The second floor student lounge is busy once again, and a line now forms in the Law Center’s CCs Coffee for the much-needed afternoon cup of java. Students— new and returning —are getting back into the swing of school that began for 1Ls August 17.
The excitement and anticipation of being a first-year law student can be a bit overwhelming. The Law Center’s annual Orientation and Student Organization Fair helps students to get their bearings and feel welcomed in their new home-away-from home for the next three years.
Chancellor Jack Weiss, along with various faculty, staff, and students, welcomed the incoming class to the Law Center. The Class of 2012 is comprised of 235 students.
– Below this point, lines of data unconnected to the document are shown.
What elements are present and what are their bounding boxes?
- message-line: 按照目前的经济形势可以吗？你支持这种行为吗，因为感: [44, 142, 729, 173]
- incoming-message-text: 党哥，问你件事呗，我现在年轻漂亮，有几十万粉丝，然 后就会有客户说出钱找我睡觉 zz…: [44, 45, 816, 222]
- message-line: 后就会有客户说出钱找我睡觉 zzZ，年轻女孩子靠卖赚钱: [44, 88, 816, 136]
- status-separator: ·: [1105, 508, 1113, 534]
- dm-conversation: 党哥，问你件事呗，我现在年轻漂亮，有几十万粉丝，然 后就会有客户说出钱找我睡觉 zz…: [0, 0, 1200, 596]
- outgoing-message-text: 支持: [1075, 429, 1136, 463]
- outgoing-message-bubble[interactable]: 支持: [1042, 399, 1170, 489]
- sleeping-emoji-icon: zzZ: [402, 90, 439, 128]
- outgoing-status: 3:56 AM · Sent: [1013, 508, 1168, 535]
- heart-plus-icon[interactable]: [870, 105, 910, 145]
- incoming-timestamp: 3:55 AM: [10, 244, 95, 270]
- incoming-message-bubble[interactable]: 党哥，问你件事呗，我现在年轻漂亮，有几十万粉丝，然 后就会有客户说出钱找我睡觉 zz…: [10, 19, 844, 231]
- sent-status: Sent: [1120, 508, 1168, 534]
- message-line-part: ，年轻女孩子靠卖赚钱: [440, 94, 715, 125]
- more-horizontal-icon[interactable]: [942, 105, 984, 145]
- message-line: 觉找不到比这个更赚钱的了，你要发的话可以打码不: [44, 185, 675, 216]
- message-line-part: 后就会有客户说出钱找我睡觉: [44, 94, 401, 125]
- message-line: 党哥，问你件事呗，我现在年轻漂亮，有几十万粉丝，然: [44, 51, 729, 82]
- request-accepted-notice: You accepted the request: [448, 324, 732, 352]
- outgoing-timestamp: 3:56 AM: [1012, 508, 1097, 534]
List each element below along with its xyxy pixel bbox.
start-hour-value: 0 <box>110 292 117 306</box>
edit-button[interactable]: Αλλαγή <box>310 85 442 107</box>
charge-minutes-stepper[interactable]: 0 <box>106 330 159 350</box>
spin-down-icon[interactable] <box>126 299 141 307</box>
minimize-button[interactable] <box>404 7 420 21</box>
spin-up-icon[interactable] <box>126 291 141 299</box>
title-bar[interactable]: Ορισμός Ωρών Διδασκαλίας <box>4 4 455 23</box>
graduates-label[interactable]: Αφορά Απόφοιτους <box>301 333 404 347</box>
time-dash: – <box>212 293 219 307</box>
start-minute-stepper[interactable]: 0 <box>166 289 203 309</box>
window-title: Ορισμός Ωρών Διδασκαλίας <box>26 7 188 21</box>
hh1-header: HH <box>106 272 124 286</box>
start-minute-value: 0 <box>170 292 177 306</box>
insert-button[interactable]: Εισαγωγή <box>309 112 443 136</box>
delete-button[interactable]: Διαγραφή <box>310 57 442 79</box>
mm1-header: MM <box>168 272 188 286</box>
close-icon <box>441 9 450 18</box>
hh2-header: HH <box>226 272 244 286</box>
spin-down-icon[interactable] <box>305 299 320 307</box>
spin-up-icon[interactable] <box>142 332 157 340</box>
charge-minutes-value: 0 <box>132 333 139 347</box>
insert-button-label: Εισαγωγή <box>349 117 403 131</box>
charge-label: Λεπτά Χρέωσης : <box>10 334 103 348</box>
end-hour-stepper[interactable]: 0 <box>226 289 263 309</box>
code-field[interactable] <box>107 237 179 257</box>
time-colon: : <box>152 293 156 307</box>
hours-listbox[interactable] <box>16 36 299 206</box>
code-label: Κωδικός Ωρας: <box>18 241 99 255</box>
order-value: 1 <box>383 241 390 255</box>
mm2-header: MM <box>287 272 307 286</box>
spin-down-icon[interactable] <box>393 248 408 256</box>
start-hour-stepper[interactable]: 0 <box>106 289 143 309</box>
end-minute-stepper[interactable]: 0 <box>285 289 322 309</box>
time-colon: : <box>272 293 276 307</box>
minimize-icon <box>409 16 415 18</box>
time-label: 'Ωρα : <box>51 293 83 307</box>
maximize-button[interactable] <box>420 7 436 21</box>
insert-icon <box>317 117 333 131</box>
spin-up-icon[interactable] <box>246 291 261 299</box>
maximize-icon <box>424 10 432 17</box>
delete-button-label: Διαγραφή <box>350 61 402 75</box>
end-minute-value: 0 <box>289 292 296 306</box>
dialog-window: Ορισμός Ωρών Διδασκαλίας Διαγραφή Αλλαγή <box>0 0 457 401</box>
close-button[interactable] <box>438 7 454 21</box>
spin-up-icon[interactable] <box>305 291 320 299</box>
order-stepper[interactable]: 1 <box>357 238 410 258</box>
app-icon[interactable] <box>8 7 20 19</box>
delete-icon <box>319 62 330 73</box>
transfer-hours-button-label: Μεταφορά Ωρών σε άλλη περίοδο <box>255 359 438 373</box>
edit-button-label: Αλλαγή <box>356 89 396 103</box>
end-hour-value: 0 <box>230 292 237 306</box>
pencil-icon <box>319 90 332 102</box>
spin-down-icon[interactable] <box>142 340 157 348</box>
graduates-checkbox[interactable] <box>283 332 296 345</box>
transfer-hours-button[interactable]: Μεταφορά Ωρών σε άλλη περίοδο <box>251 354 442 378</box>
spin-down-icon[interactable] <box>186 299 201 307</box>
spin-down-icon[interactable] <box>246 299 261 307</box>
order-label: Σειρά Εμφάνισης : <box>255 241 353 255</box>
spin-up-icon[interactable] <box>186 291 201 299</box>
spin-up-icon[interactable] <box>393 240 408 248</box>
“We really feel that we hit the Trifecta with this year’s entering class. We have more students, more highly qualified, and more diverse than we have had in recent years. I think the word is out that LSU Law is on a positive, upward trajectory and a fabulous group of students have decided they want to be part of that trend,” said Chancellor Weiss.
Weiss’ remarks, titled How to Miss the Boat in Law School, were designed to get students thinking about the actions and behaviors necessary for the practice of law, and about how to get the most from their law school experience–view the Chancellor’s Welcome
“Lots of things from this day forward will turn on values and ideals. These will sustain you over a long life … the law has great power for good or evil,” said Chancellor Weiss.
Lynell Cadray, newly appointed Assistant Vice Chancellor for Enrollment Services and Director of Admissions, is ushering in her first group of students at LSU Law. “This year’s class is larger than in recent years, and it represents 19 states, with 74 percent coming from Louisiana. This is a diverse and talented class, and our students come from a wide variety of backgrounds. We have teachers; jazz musicians; law enforcement officers, and a former sheriff; soldiers from the armed forces; pilots; athletes; IT specialists; personal trainers; and chefs, just to give a few examples. They also have a strong commitment to public service, with volunteerism a strong core value of this class. It’s a reflection of their “just do the right thing attitude.””
The class is 59 percent male and 41 percent female, and it represents 77 undergraduate schools. The largest number of enrolled students graduated from LSU, followed by Tulane University and University of Louisiana-Lafayette. The average age of the entering class at LSU Law for the past five years is 24, with the range from 21 years to 56 years of age.